Salesforce has also committed to creating an action plan by 2025 to reduce its impacts and dependencies on nature across its value chain. This will mean that it will benchmark and measure impacts across its data centres, offices, people, products and other areas.

Accelerate customers’ success and the natural positive movement

Salesforce is already helping customers through its leadership in sustainability. It also offers more practical help through Salesforce’s Net Zero Cloud and Net Zero Marketplace.

Last year Salesforce published its Nature Policy Priorities and Ocean-Climate Policy Priorities and will e a key supporter of the UN’s Local Communities and Indigenous Peoples Platform.

Constantino ‘Tino’ Aucca Chutas, UN Champion of the Earth and Peruvian Indigenous leader of the ‘Accion Andina’ restoration movement, commented, “Leadership and collaboration between global companies and local communities in climate and nature is essential as we are now in a race against time. Salesforce has supported Indigenous participation and climate action not only here in the Andes but across many developing countries. We ask everyone to show leadership at this scale and recognize the enormous efforts underway at the local level.”

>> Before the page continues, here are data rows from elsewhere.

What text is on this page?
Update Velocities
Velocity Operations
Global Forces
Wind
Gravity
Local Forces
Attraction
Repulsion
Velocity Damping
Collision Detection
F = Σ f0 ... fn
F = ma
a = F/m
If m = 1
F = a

Salesforce continues to support environment startups and ecopreneurs such as UpLink, Echoing Green, and Elemental Excelerator.

Enterprise Times: What does this mean

Salesforce often leads the way for tech companies on environmental initiatives. With governments making a global commitment at the UN Biodiversity Conference (COP15) to halt and reverse nature loss, it is the turn of private companies to do the same.

Other organisations need to surpass Salesforce’s initiatives. Antonio Guterres, Secretary-General of the UN, gave a stark warning at Davos this year: “The commitment to limit global temperature rise to 1.5C is nearly going up in smoke. Without further action, we are headed to a 2.8C increase. The consequences, as we all know, would be devastating.  Several parts of our planet would be uninhabitable. And for many, it would mean a death sentence.

“But this is not a surprise. The science has been clear for decades. And I am not talking only about UN scientists. I am talking even about fossil fuel scientists.” (Source edie.net).

Salesforce continues to up its game, will others rise to the challenge to what, as Guterres notes, even the fossil fuel scientists say, is a battle humanity is losing?